Even with the creation of a comprehensive reporting system, there will always be a need for the most informed body of persons about a company, the board, to spend more time understanding the financial and the sustainability report. The board needs to point out in clear, concise and understandable language and not in IFRS or SSB speak, what are the material financial and sustainability matters and inform the user, from an outlook point of view, of the challenges and uncertainties facing the company in achieving its business model and its purpose.

In regard to the establishment of a SSB the IFRS Foundation, with the collaboration of the other bodies mentioned above, does not have to reinvent the wheel. If this was a corporate issue, the IFRS Foundation should acquire the five collaborators and would immediately have the skill to establish a sustainability standards board and the skill to ensure that a board has principles and content elements to integrate the financial and the non-financial aspects.

The IIRC, like the GRI, is a pioneer but in integrated thinking and doing an integrated report. It has a decade of accumulated knowledge and experience and has national bodies around the world. The GRI also has such national bodies. They, together with the IFRS Foundation’s relationships with regulators and governments in their jurisdictions would give the proposed SSB an immediate international spread.

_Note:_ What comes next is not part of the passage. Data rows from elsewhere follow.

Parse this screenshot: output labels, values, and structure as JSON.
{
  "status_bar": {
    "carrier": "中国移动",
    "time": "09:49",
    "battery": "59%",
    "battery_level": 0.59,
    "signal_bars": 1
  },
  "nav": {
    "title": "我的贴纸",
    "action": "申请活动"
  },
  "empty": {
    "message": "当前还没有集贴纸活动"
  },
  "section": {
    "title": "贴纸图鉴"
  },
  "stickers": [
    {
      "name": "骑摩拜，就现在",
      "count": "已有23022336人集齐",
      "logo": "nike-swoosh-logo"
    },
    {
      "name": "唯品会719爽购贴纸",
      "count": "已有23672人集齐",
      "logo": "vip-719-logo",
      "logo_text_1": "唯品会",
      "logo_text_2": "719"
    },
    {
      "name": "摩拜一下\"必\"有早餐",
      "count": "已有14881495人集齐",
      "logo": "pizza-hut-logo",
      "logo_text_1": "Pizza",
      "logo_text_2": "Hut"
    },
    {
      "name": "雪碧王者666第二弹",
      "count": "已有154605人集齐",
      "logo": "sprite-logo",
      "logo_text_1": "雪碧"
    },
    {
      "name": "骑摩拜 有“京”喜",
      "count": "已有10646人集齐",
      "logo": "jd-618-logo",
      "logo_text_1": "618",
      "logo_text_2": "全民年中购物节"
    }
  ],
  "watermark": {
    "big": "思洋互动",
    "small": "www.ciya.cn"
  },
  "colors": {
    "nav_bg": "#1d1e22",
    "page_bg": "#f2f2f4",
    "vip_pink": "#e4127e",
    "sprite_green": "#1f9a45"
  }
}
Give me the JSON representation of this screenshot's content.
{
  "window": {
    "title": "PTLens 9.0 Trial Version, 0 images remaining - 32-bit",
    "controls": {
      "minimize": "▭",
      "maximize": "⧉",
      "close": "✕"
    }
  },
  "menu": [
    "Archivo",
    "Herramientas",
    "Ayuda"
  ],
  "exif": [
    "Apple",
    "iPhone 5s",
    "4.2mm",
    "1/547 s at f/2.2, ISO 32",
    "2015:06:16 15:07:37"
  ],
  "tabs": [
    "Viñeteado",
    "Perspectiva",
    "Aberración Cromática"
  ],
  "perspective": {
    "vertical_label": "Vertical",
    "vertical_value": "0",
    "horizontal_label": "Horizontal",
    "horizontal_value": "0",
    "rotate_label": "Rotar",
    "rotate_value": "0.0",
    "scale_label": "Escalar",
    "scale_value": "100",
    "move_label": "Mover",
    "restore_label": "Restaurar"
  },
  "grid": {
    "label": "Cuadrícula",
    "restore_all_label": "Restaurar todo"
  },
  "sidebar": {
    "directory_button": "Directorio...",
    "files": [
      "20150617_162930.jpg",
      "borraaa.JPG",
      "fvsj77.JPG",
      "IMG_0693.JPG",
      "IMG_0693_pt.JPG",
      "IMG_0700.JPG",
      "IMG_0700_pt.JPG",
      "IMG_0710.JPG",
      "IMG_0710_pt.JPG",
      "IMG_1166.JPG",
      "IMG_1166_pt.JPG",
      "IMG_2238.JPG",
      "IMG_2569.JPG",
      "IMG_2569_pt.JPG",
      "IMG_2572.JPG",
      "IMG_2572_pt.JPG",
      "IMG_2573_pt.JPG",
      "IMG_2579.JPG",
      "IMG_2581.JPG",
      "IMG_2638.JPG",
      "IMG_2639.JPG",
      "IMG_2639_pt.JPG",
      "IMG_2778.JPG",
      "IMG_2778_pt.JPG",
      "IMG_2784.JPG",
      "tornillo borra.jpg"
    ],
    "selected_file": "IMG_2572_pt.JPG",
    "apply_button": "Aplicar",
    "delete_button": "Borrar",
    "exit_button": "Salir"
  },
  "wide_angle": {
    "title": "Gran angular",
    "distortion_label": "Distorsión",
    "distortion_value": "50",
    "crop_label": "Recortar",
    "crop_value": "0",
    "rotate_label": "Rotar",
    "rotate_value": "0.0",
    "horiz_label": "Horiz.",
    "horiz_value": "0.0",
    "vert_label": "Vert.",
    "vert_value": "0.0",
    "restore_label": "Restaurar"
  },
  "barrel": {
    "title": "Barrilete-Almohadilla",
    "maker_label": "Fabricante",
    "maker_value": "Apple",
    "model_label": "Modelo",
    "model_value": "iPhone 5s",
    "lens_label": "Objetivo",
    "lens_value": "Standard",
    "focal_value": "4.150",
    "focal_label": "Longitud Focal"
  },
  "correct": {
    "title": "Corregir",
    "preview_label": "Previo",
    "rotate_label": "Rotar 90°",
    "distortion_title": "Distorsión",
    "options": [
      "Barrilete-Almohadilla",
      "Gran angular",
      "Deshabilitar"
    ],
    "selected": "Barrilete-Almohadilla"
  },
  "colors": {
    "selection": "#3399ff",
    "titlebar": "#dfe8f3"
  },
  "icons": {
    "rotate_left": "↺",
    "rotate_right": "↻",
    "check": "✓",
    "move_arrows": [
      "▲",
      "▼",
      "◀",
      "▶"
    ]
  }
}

This collaboration between standard setters and the inclination for collaboration amongst world bodies has driven inevitably to thoughts of merger. The merger of SASB and the IIRC, for example, will see a value creation entity where the intellectual capital of the IIRC involving integrated thinking and doing an integrated report will be promoted globally and strengthened by its national committees around the world. Both SASB and the IIRC need to be congratulated on being far sighted on the merger. The GRI also needs congratulations for continuing its collaboration with SASB in an endeavour to achieve “interoperability” between their two standards. The push must be towards a single comprehensive system of reporting with integrated thinking at the heart and an integrated report being the lifeblood of accountability. There must be a facilitation of the connectivity between the financial and the non-financial in the public interest.

The IIRC can be proud that it has been one of the drivers for collaboration in the ESG cluster and for a comprehensive corporate reporting system.